Purpose of review: Following lymphodepletion, lymphocytes repopulate the immune space both through enhanced thymopoiesis and proliferation of residual nondepleted peripheral lymphocytes. The term homeostatic proliferation (alternatively homeostatic expansion or lymphopenia-induced proliferation) refers to the latter process. Homeostatic proliferation is especially relevant to reconstitution of the lymphocyte compartment following immunodepletion therapy in transplantation. Repopulating lymphocytes can skew toward an effector memory type capable of inducing graft rejection, autoimmunity, or, in the case of allogeneic bone marrow transplantation, graft versus host disease.

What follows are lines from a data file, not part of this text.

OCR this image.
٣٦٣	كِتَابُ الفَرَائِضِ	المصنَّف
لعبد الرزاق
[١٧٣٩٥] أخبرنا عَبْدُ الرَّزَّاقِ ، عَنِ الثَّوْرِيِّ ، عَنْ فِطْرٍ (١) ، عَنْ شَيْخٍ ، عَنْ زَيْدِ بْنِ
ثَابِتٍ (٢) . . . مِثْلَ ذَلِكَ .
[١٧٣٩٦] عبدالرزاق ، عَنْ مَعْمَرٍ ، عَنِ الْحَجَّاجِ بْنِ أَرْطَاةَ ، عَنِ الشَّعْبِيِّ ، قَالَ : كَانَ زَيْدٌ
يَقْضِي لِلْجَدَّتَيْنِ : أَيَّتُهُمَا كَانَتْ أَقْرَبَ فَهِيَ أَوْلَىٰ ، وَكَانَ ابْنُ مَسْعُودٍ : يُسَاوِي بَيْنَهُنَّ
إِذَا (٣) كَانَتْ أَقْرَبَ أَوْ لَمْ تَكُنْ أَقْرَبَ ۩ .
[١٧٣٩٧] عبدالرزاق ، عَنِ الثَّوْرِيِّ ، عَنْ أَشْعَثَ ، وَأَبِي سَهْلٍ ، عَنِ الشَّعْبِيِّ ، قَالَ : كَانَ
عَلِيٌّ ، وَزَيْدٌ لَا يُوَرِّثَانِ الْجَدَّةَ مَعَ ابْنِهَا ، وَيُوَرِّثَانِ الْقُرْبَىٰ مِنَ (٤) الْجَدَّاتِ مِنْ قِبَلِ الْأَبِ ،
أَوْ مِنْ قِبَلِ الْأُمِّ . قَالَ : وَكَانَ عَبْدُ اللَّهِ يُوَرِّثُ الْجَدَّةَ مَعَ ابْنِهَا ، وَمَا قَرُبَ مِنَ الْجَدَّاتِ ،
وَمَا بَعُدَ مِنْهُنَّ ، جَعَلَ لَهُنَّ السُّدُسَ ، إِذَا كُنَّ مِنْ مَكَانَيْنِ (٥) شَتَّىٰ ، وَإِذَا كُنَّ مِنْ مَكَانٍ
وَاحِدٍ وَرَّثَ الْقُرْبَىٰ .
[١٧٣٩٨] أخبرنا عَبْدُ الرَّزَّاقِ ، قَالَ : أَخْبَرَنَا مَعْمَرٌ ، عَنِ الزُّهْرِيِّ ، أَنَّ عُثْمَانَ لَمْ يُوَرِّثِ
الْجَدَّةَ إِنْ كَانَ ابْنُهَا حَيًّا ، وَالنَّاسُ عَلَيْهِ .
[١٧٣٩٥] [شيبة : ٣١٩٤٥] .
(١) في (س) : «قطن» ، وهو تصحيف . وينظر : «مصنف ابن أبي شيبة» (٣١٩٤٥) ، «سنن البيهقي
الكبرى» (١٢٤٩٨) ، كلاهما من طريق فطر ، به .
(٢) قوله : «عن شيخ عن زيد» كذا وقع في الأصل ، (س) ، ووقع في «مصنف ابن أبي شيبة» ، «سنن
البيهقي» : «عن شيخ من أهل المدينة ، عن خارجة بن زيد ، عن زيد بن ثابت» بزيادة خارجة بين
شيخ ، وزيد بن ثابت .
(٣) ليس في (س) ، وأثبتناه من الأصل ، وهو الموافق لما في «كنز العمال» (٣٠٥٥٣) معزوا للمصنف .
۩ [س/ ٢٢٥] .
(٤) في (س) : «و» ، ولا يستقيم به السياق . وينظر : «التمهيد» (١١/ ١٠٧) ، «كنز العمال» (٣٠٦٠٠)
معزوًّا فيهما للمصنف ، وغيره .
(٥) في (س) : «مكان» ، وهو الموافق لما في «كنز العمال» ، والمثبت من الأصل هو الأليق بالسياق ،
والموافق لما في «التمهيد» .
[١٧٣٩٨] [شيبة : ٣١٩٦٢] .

Here we review recent studies exploring the biologic mechanisms underlying homeostatic proliferation and explore implications for therapy in transplantation.

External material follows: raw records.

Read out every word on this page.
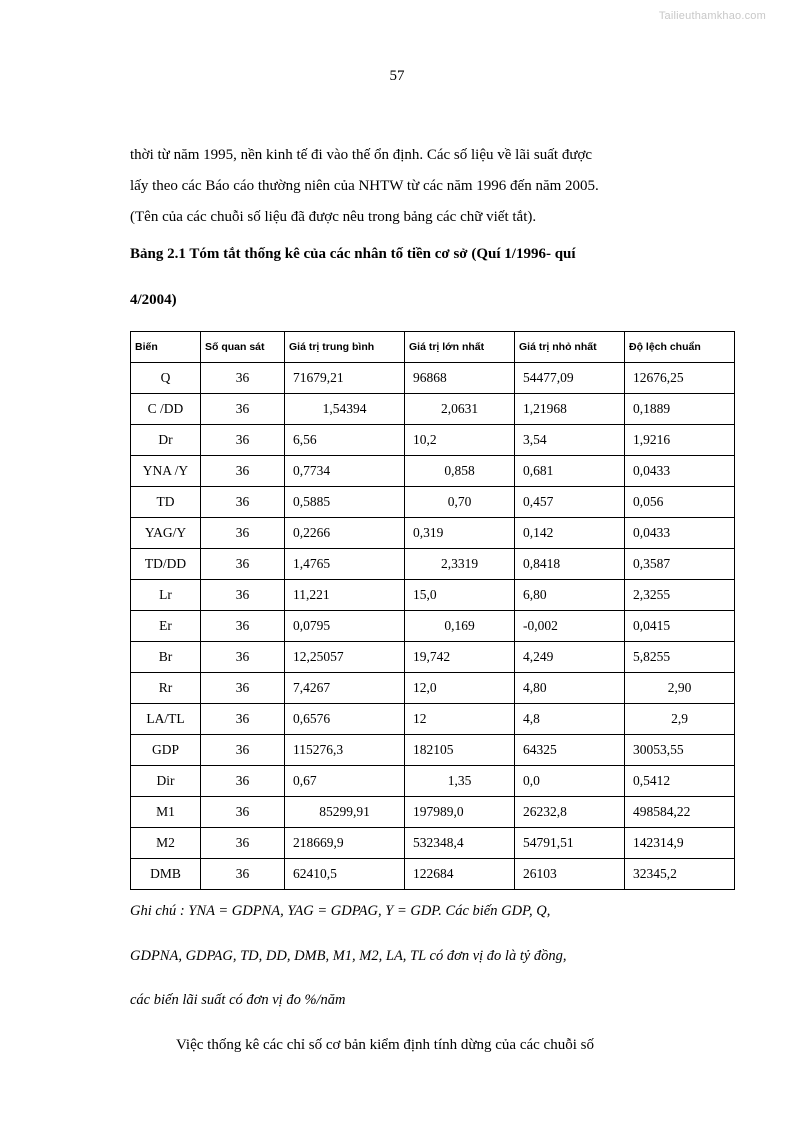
Tailieuthamkhao.com
57

thời từ năm 1995, nền kinh tế đi vào thế ổn định. Các số liệu về lãi suất được

lấy theo các Báo cáo thường niên của NHTW từ các năm 1996 đến năm 2005.

(Tên của các chuỗi số liệu đã được nêu trong bảng các chữ viết tắt).

Bảng 2.1 Tóm tắt thống kê của các nhân tố tiền cơ sở (Quí 1/1996- quí

4/2004)

Biến	Số quan sát	Giá trị trung bình	Giá trị lớn nhất	Giá trị nhỏ nhất	Độ lệch chuẩn
Q	36	71679,21	96868	54477,09	12676,25
C /DD	36	1,54394	2,0631	1,21968	0,1889
Dr	36	6,56	10,2	3,54	1,9216
YNA /Y	36	0,7734	0,858	0,681	0,0433
TD	36	0,5885	0,70	0,457	0,056
YAG/Y	36	0,2266	0,319	0,142	0,0433
TD/DD	36	1,4765	2,3319	0,8418	0,3587
Lr	36	11,221	15,0	6,80	2,3255
Er	36	0,0795	0,169	-0,002	0,0415
Br	36	12,25057	19,742	4,249	5,8255
Rr	36	7,4267	12,0	4,80	2,90
LA/TL	36	0,6576	12	4,8	2,9
GDP	36	115276,3	182105	64325	30053,55
Dir	36	0,67	1,35	0,0	0,5412
M1	36	85299,91	197989,0	26232,8	498584,22
M2	36	218669,9	532348,4	54791,51	142314,9
DMB	36	62410,5	122684	26103	32345,2

Ghi chú : YNA = GDPNA, YAG = GDPAG, Y = GDP. Các biến GDP, Q,

GDPNA, GDPAG, TD, DD, DMB, M1, M2, LA, TL có đơn vị đo là tỷ đồng,

các biến lãi suất có đơn vị đo %/năm

Việc thống kê các chỉ số cơ bản kiểm định tính dừng của các chuỗi số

Recent findings: Two immune-depleting agents, alemtuzumab and rabbit antithymocyte globulin, have been well characterized in their abilities to induce an effector-memory phenotype in repopulating lymphocytes. Additionally, we have gained new understandings of the mechanisms by which the cytokines interleukin-7 and interleukin-15 regulate this process. Recent studies have also explored the functions of noncytokine and signaling molecules in lymphopenia-induced proliferation. Finally, we have seen the promise and limitations of several therapeutic approaches, including recombinant interleukin-7 therapy, CD8+-targeted antibodies, and peri-transplant cyclophosphamide, to treat posttransplant lymphopenia and reduce the risks of immune dysregulation following homeostatic proliferation.
Summary: Immune dysfunction following homeostatic proliferation is a special challenge in transplantation. A deeper understanding of the underlying biology has led to a number of promising new therapies to overcome this problem.